Father's Day is June 16
Japanify: Tsuyu

As 2011 draws to a close, I am not thinking about the Mayans. Rather, I am trying to decide what I will be eating over the weekend. PRIORITIES, people!

I'll be working on Saturday evening (apocalypse be damned!), but I'll have all the accouterments ready to ring in the new year with Johnny and a bowl of toshikoshi soba as soon as I get home. With a bottle of bubbly of course!

Toshikoshi soba is always eaten on New Year's Eve in Japan. Toshikoshi roughly means, "to kill off the year", and so you can start the new year with a clean slate. "Why soba?", I asked my mother. Hideko thinks the soba represents living hosoku, nagaku (slenderly, long). She hung up on me before I could ask any more questions regarding this matter of living "slenderly".

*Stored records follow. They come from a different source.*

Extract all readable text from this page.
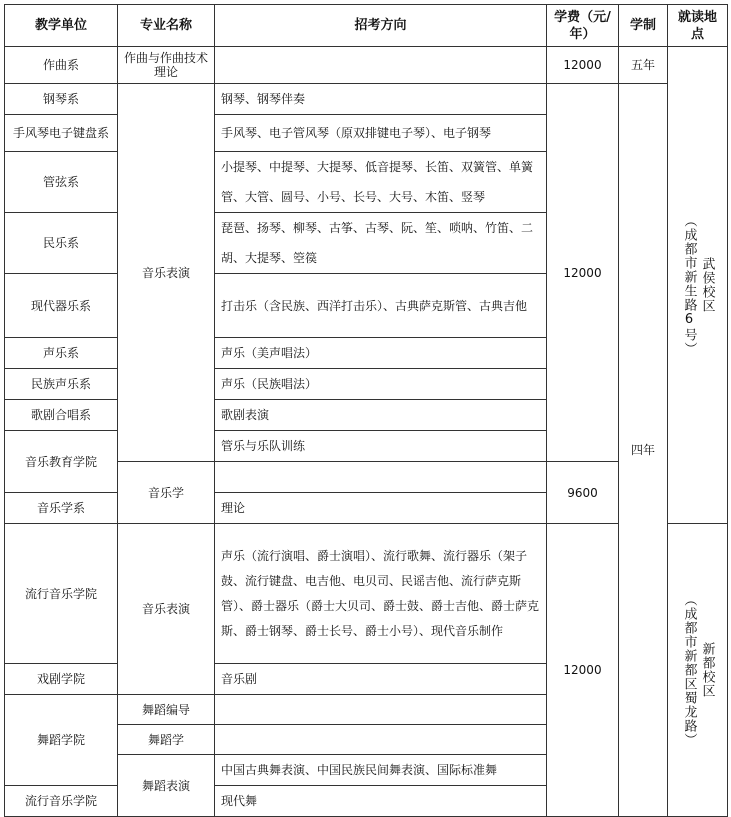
教学单位	专业名称	招考方向	学费（元/年）	学制	就读地点
作曲系	作曲与作曲技术理论		12000	五年	武侯校区
（成都市新生路6号）

钢琴系	音乐表演	钢琴、钢琴伴奏	12000	四年	
手风琴电子键盘系		手风琴、电子管风琴（原双排键电子琴）、电子钢琴			
管弦系		小提琴、中提琴、大提琴、低音提琴、长笛、双簧管、单簧管、大管、圆号、小号、长号、大号、木笛、竖琴			
民乐系		琵琶、扬琴、柳琴、古筝、古琴、阮、笙、唢呐、竹笛、二胡、大提琴、箜篌			
现代器乐系		打击乐（含民族、西洋打击乐）、古典萨克斯管、古典吉他			
声乐系		声乐（美声唱法）			
民族声乐系		声乐（民族唱法）			
歌剧合唱系		歌剧表演			
音乐教育学院		管乐与乐队训练			
	音乐学		9600		
音乐学系		理论			
流行音乐学院	音乐表演	声乐（流行演唱、爵士演唱）、流行歌舞、流行器乐（架子鼓、流行键盘、电吉他、电贝司、民谣吉他、流行萨克斯管）、爵士器乐（爵士大贝司、爵士鼓、爵士吉他、爵士萨克斯、爵士钢琴、爵士长号、爵士小号）、现代音乐制作	12000		新都校区
（成都市新都区蜀龙路）

戏剧学院		音乐剧			
舞蹈学院	舞蹈编导				
	舞蹈学				
	舞蹈表演	中国古典舞表演、中国民族民间舞表演、国际标准舞			
流行音乐学院		现代舞			
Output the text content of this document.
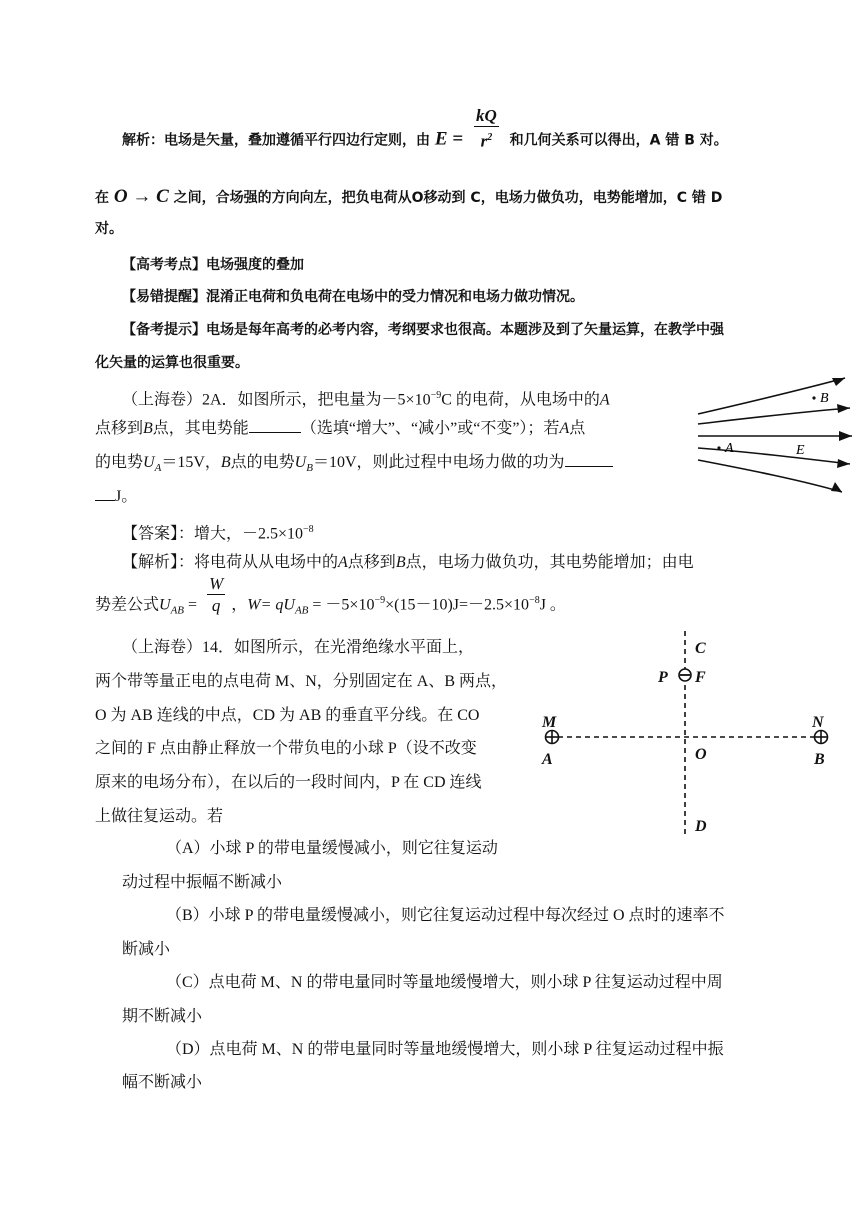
解析：电场是矢量，叠加遵循平行四边行定则，由 $E = \frac{kQ}{r^2}$ 和几何关系可以得出，A 错 B 对。
在 O → C 之间，合场强的方向向左，把负电荷从O移动到 C，电场力做负功，电势能增加，C 错 D
对。
【高考考点】电场强度的叠加
【易错提醒】混淆正电荷和负电荷在电场中的受力情况和电场力做功情况。
【备考提示】电场是每年高考的必考内容，考纲要求也很高。本题涉及到了矢量运算，在教学中强
化矢量的运算也很重要。
（上海卷）2A．如图所示，把电量为$-5\times 10^{-9}C$ 的电荷，从电场中的A
点移到B点，其电势能	（选填“增大”、“减小”或“不变”）；若A点
的电势$U_A=15V$，B点的电势$U_B=10V$，则此过程中电场力做的功为
J。
【答案】：增大，$-2.5\times 10^{-8}$
【解析】：将电荷从从电场中的A点移到B点，电场力做负功，其电势能增加；由电
势差公式$U_{AB} = \frac{W}{q}$ ，$W= qU_{AB} = -5\times 10^{-9}\times(15-10)J=-2.5\times 10^{-8}J$ 。
B
A	E
（上海卷）14．如图所示，在光滑绝缘水平面上，
两个带等量正电的点电荷 M、N，分别固定在 A、B 两点，
O 为 AB 连线的中点，CD 为 AB 的垂直平分线。在 CO
之间的 F 点由静止释放一个带负电的小球 P（设不改变
原来的电场分布），在以后的一段时间内，P 在 CD 连线
上做往复运动。若
（A）小球 P 的带电量缓慢减小，则它往复运动
动过程中振幅不断减小
（B）小球 P 的带电量缓慢减小，则它往复运动过程中每次经过 O 点时的速率不
断减小
（C）点电荷 M、N 的带电量同时等量地缓慢增大，则小球 P 往复运动过程中周
期不断减小
（D）点电荷 M、N 的带电量同时等量地缓慢增大，则小球 P 往复运动过程中振
幅不断减小
C
P F
M	N
A	B
O
D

I bought this fancy shin soba (new soba) in Nagano prefecture, when I was there in November. Nagano is well known for their soba. The notion of "new soba" is interesting -- essentially, it is soba made of newly harvested buckwheat. Shin soba is quite a specialty in Japan, as the Japanese love anything "new".

I figure December 31 will be a good time to break open the seal (erm, before it expires).

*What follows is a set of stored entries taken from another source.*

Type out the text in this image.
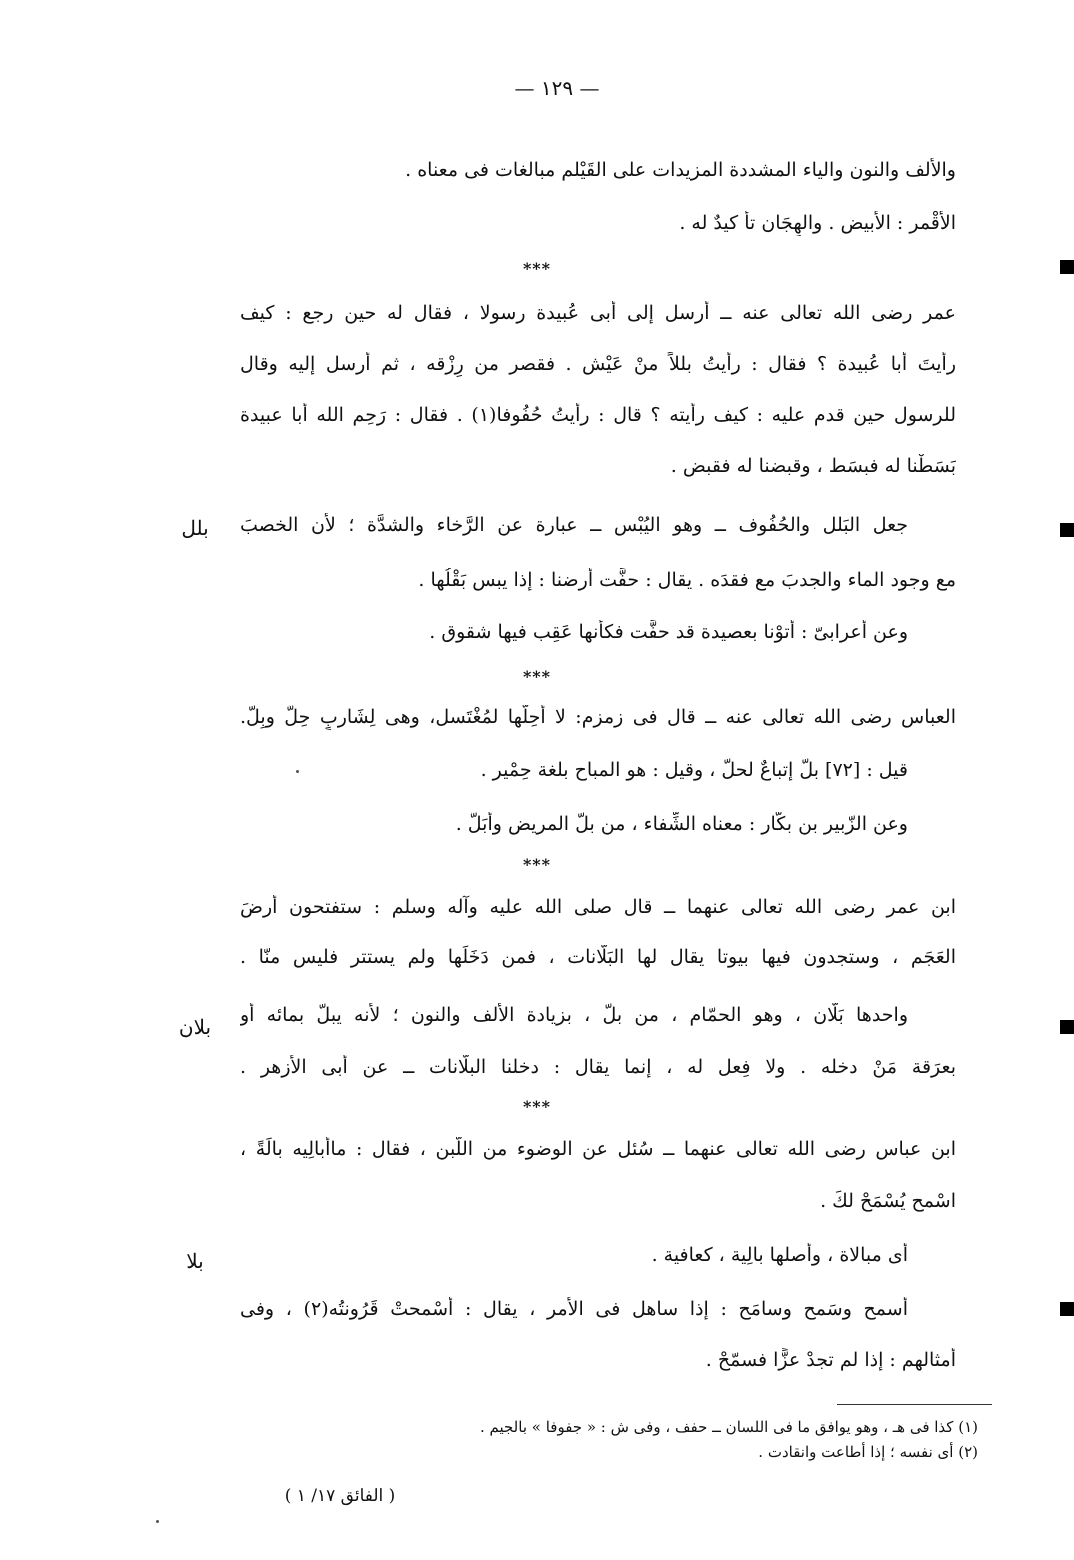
— ١٢٩ —
والألف والنون والياء المشددة المزيدات على القَيْلم مبالغات فى معناه .
الأَقْمر : الأبيض . والهِجَان تأْ كيدٌ له .
***
عمر رضى الله تعالى عنه ــ أرسل إلى أبى عُبيدة رسولا ، فقال له حين رجع : كيف
رأيتَ أبا عُبيدة ؟ فقال : رأيتُ بللاً منْ عَيْش . فقصر من رِزْقه ، ثم أرسل إليه وقال
للرسول حين قدم عليه : كيف رأيته ؟ قال : رأيتُ حُفُوفا(١) . فقال : رَحِم الله أبا عبيدة
بَسَطْنا له فبسَط ، وقبضنا له فقبض .
بلل	جعل البَلل والحُفُوف ــ وهو اليُبْس ــ عبارة عن الرَّخاء والشدَّة ؛ لأن الخصبَ
مع وجود الماء والجدبَ مع فقدَه . يقال : حفَّت أرضنا : إذا يبس بَقْلُها .
وعن أعرابىّ : أتوْنا بعصيدة قد حفَّت فكأنها عَقِب فيها شقوق .
***
العباس رضى الله تعالى عنه ــ قال فى زمزم: لا أُحِلُّها لمُغْتَسل، وهى لِشَاربٍ حِلٌّ وبِلّ.
قيل : [٧٢] بلّ إتباعٌ لحلّ ، وقيل : هو المباح بلغة حِمْير .
وعن الزّبير بن بكّار : معناه الشِّفاء ، من بلّ المريض وأبَلَّ .
***
ابن عمر رضى الله تعالى عنهما ــ قال صلى الله عليه وآله وسلم : ستفتحون أرضَ
العَجَم ، وستجدون فيها بيوتا يقال لها البَلّانات ، فمن دَخَلَها ولم يستتر فليس منّا .
بلان	واحدها بَلّان ، وهو الحمّام ، من بلّ ، بزيادة الألف والنون ؛ لأنه يبلّ بمائه أو
بعرَقة مَنْ دخله . ولا فِعل له ، إنما يقال : دخلنا البلّانات ــ عن أبى الأزهر .
***
ابن عباس رضى الله تعالى عنهما ــ سُئل عن الوضوء من اللّبن ، فقال : ماأبالِيه بالَةً ،
اسْمح يُسْمَحْ لكَ .
بلا	أى مبالاة ، وأصلها بالِية ، كعافية .
أَسمح وسَمح وسامَح : إذا ساهل فى الأمر ، يقال : أسْمحتْ قَرُونتُه(٢) ، وفى
أمثالهم : إذا لم تجدْ عزًّا فسمّحْ .
(١) كذا فى هـ ، وهو يوافق ما فى اللسان ــ حفف ، وفى ش : « جفوفا » بالجيم .
(٢) أى نفسه ؛ إذا أطاعت وانقادت .
( الفائق ١٧/ ١ )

Yes, the strands of soba are slender and long.


It is a treat to have fresh soba, as I usually eat the hard stuff throughout the year. I'll be making Yoko's soba tsuyu (dipping sauce), and eating the soba cold. Traditionally, toshikoshi soba should be served warm, but I prefer mine cold. That's how Hideko usually served it, anyhow. Although zaru soba (cold soba) in the winter time is pretty blasphemous.

Japanify: Tsuyu
Photo by Yoko Kumano

Happy new year, Martians!  Thanks for all your support in this last year. Umamimart will turn 5yo in 2012. Wow! I look forward to sharing more food adventures with you in the new year.

*Top photo by Yoko Kumano 


  • I’m coming over on New Year’s Day for soba!

    allison on

  • It is not necessary to serve toshikoshi soba warm. You can eat Toshikoshi soba any style you like. It is most important that you finish eating the soba by 12am. 良いお年を!(Have a nice new year!)

    Washi on

  • I can’t wait to start our new year together over some Soba!

    Johnny on

  • @Yoko: Your dad was totally right about that. Of course you shouldn’t bother people around you, but everyone should have the guts to choose their own path even if it’s out of the ordinary. But to many Japanese that is a very scary thing.

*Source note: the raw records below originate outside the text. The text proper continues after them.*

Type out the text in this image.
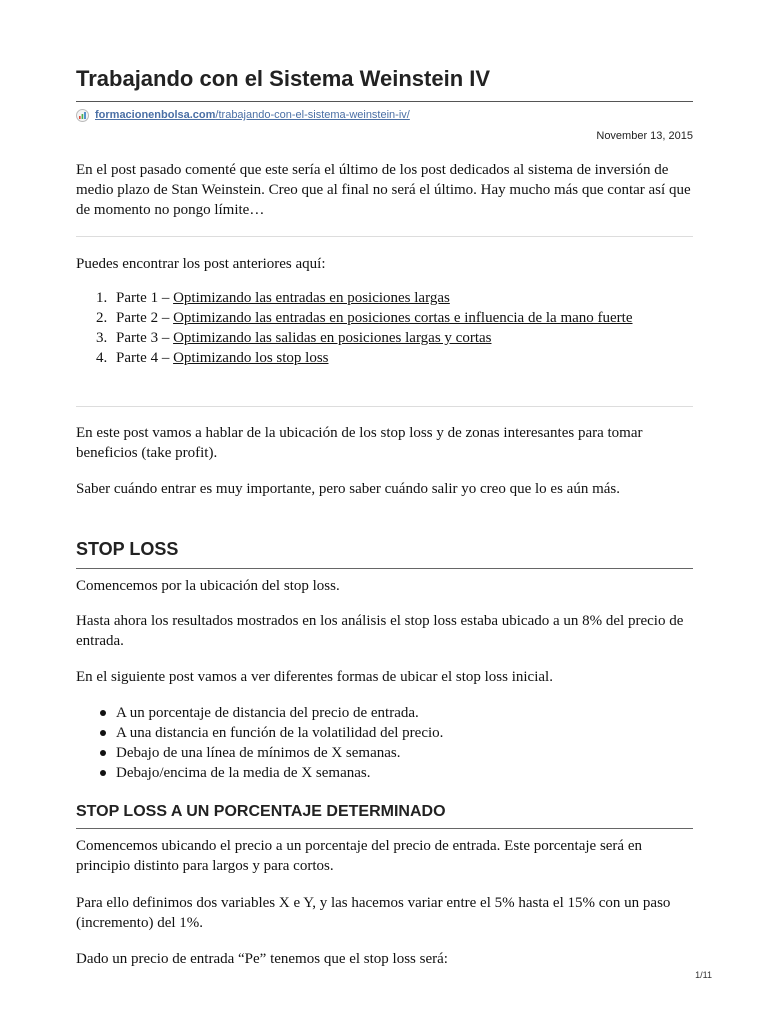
Trabajando con el Sistema Weinstein IV
formacionenbolsa.com /trabajando-con-el-sistema-weinstein-iv/
November 13, 2015

En el post pasado comenté que este sería el último de los post dedicados al sistema de inversión de medio plazo de Stan Weinstein. Creo que al final no será el último. Hay mucho más que contar así que de momento no pongo límite…

Puedes encontrar los post anteriores aquí:

1. Parte 1 – Optimizando las entradas en posiciones largas
2. Parte 2 – Optimizando las entradas en posiciones cortas e influencia de la mano fuerte
3. Parte 3 – Optimizando las salidas en posiciones largas y cortas
4. Parte 4 – Optimizando los stop loss

En este post vamos a hablar de la ubicación de los stop loss y de zonas interesantes para tomar beneficios (take profit).

Saber cuándo entrar es muy importante, pero saber cuándo salir yo creo que lo es aún más.

STOP LOSS

Comencemos por la ubicación del stop loss.

Hasta ahora los resultados mostrados en los análisis el stop loss estaba ubicado a un 8% del precio de entrada.

En el siguiente post vamos a ver diferentes formas de ubicar el stop loss inicial.

A un porcentaje de distancia del precio de entrada.
A una distancia en función de la volatilidad del precio.
Debajo de una línea de mínimos de X semanas.
Debajo/encima de la media de X semanas.
STOP LOSS A UN PORCENTAJE DETERMINADO

Comencemos ubicando el precio a un porcentaje del precio de entrada. Este porcentaje será en principio distinto para largos y para cortos.

Para ello definimos dos variables X e Y, y las hacemos variar entre el 5% hasta el 15% con un paso (incremento) del 1%.

Dado un precio de entrada “Pe” tenemos que el stop loss será:

1/11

    I hope everyone will enjoy a super cozy oshougatsu time.

    Happy new year! Love from Anders
    (who’s writing this on a train to Stockholm for a last minute spontanous Northern New Year’s party – will report on UM soon)

    Anders on

  • The hosoku-nagaku thing was everything my dad hated about Japanese culture. He was definitely in the “play hard, die hard” camp. The slender/thin thing is meant to be the most unbothersome thing to do. You don’t want to “live thick” because that means you are impeding on others or “bothering” others by being out of the ordinary or outspoken. And when you DO die everyone is obsessed with “pinkoro” which means you die subtly and without much fuss like a marble that has rolled off a tray.

    Yoko on

  • Pinkoro – so funny but also so sad.

    wormy on

  • How exciting! Must be so cold over there happy new year!

    Yoko on

  • I don’t actually ever think of how I would prefer to die, but living thinnly sounds boring.